En attendant, un tour d’horizon de cette Tabaski au travers de la presse de vendredi et de samedi… En Algérie, tout d’abord, le quotidien La Tribune nous apprend que la « tendance » cette année va « vers le mérinos corné »… En effet, explique le journal, « contrairement aux fêtes de l’Aïd el-Adha passées, celle de cette année est d’une étrange exception : on ne trouve guère, ou en très petits nombres, de moutons de moins de six mois d’âge. » Bref, on trouve peu d’agneaux… « Cette caractéristique rend encore plus difficile l’achat d’un mouton pour les familles à faible budget, relève La Tribune. C’est à croire que les vendeurs se sont passé le mot pour ne proposer aux clients que des moutons de taille moyenne et plus, sachant pertinemment que c’est dans ces deux catégories qu’on peut tirer un maximum de profit, d’autant plus que la tendance chez la clientèle va surtout vers l’achat d’ovins de bonne toise. »

Coûteux sacrifice !

Alors, comme chaque année, c’est le même scénario : les acheteurs trouvent les bêtes trop chères et les vendeurs se plaignent du manque de clients… « Vendeurs et acheteurs se préparent malgré la crise » : c’est ce que constatait vendredi le quotidien sénégalais Le Soleil. « A 48 heures de la fête, personne ne veut se laisser prendre au dépourvu, en dépit de la mauvaise conjoncture. Du coup, c’est un véritable rush (…). Pour certains, trouver un mouton cette année, à son goût et à un prix abordable, relève presque du miracle. La crise est passée par là. Il n’empêche, constate Le Soleil, chacun fait de son mieux pour se procurer un beau bélier et avoir une bonne mine, le jour de l’Aïd el-Kébir. La Tabaski, ce n’est pas seulement le paraître, il y a également les exigences du ventre. »

Justement, pas de chance pour certains burkinabès cette année. Les moutons étaient bien là, mais on a manqué de pain… C’est ce que déplore le site d’information Fasozine : « d’habitude, c’est le mouton qui fait objet de spéculations en cette période qui précède l’Aïd el-Kébir.
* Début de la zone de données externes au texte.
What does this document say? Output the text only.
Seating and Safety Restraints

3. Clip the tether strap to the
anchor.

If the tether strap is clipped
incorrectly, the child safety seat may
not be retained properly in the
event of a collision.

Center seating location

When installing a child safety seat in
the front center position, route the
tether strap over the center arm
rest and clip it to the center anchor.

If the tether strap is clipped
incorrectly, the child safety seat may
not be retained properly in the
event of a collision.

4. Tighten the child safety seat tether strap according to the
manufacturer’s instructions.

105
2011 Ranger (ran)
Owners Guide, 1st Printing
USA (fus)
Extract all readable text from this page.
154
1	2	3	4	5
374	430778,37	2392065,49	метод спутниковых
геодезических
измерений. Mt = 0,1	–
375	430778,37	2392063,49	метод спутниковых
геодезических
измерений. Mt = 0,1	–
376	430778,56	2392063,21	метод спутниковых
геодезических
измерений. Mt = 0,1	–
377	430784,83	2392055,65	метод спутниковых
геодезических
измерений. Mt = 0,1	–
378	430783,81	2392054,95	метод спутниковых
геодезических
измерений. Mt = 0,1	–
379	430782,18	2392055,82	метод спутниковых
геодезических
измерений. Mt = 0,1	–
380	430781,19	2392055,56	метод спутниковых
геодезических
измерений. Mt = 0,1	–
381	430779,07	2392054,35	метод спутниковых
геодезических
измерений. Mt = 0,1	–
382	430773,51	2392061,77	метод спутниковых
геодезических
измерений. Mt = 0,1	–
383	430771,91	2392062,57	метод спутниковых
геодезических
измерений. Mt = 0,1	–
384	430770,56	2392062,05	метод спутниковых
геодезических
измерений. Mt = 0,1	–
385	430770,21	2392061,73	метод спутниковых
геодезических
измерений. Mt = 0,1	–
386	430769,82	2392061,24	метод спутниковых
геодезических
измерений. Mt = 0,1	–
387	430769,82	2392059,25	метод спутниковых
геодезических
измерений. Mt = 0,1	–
Cette année, c’est le pain qui a manqué sur la table de nombre de musulmans, le jour de la Tabaski ; l’ensemble des travailleurs des boulangeries du Burkina Faso ayant entamé une grève de 72 heures, allant de vendredi à dimanche, sur toute l’étendue du territoire. » (…) Aux dires des responsables des syndicats, il ne s’agissait en rien d’une initiative pour gâcher la plus grande fête musulmane, précise Fasozine. « Si nous sommes en grève, ont-ils affirmé, c’est parce que nous n’avons pas le choix, car nous-mêmes ne pourrons pas fêter la Tabaski, du fait que nous n’avons pas assez d’argent. C’est pourquoi nous demandons une augmentation de salaire. »

Tradition et modernité…

La Tabaski, côté politique à présent, avec l’exemple de la Côte d’Ivoire. Et cette photo du président Ouattara, coiffé d’un bonnet blanc et vêtu d’un boubou immaculé, diffusée par l’Agence ivoirienne de presse, avec ce commentaire : « le président ivoirien a souhaité dimanche, à l’issue de la grande prière de l’Aïd el-Kébir, que les bénédictions des guides religieux renforcent “la paix” et “l’amour” entre les Ivoiriens. »
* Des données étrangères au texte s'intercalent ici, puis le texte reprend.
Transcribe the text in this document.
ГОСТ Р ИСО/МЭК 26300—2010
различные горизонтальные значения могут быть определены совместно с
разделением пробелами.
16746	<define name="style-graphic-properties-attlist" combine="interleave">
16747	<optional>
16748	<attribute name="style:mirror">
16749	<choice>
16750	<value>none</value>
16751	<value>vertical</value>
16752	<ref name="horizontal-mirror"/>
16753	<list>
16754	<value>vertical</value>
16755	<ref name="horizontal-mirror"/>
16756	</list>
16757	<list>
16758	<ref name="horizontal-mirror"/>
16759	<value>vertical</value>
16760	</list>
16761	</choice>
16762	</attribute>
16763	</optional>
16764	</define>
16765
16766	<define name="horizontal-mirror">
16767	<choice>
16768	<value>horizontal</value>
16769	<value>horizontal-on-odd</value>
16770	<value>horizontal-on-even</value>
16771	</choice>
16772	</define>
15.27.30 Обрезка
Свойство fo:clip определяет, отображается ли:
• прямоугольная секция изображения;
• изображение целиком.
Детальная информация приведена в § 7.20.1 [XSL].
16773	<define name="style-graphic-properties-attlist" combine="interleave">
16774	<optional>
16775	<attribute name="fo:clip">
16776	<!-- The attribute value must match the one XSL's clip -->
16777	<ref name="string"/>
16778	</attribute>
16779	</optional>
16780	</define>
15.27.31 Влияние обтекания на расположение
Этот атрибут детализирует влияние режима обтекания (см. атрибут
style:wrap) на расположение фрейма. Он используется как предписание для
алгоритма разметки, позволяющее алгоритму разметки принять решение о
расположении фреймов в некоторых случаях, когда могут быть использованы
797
Enfin, entre tradition et modernité, le quotidien algérien El Watan s’interroge sur les nouveaux modes de communication en cette période de fête. « Comme à chaque Aïd, les trois opérateurs téléphoniques du pays enregistrent un trafic SMS très important au cours des deux jours de fête », constate le journal. « Idem pour les réseaux sociaux (sur internet) qui sont devenus des canaux très prisés pour se souhaiter un chaleureux Aïd, fut-ce virtuellement et sans les quatre bises réglementaires par personne. On y retrouve des modèles de citations toutes faites et même des caricatures ! Plus qu’une mode, c’est une tendance lourde, relève El Watan, qui revient à chaque occasion religieuse. Et le débat entre les pour et les contre fait rage. »

Grosso modo entre les jeunes, « la génération “connectée”, qui ont du mal à se séparer des outils technologiques », et les plus vieux, qui « n’échangeraient contre rien au monde les accolades, les tapotements sur le dos, ou les étreintes. » Autant de gestes, il est vrai, plus conviviaux qu’un simple SMS…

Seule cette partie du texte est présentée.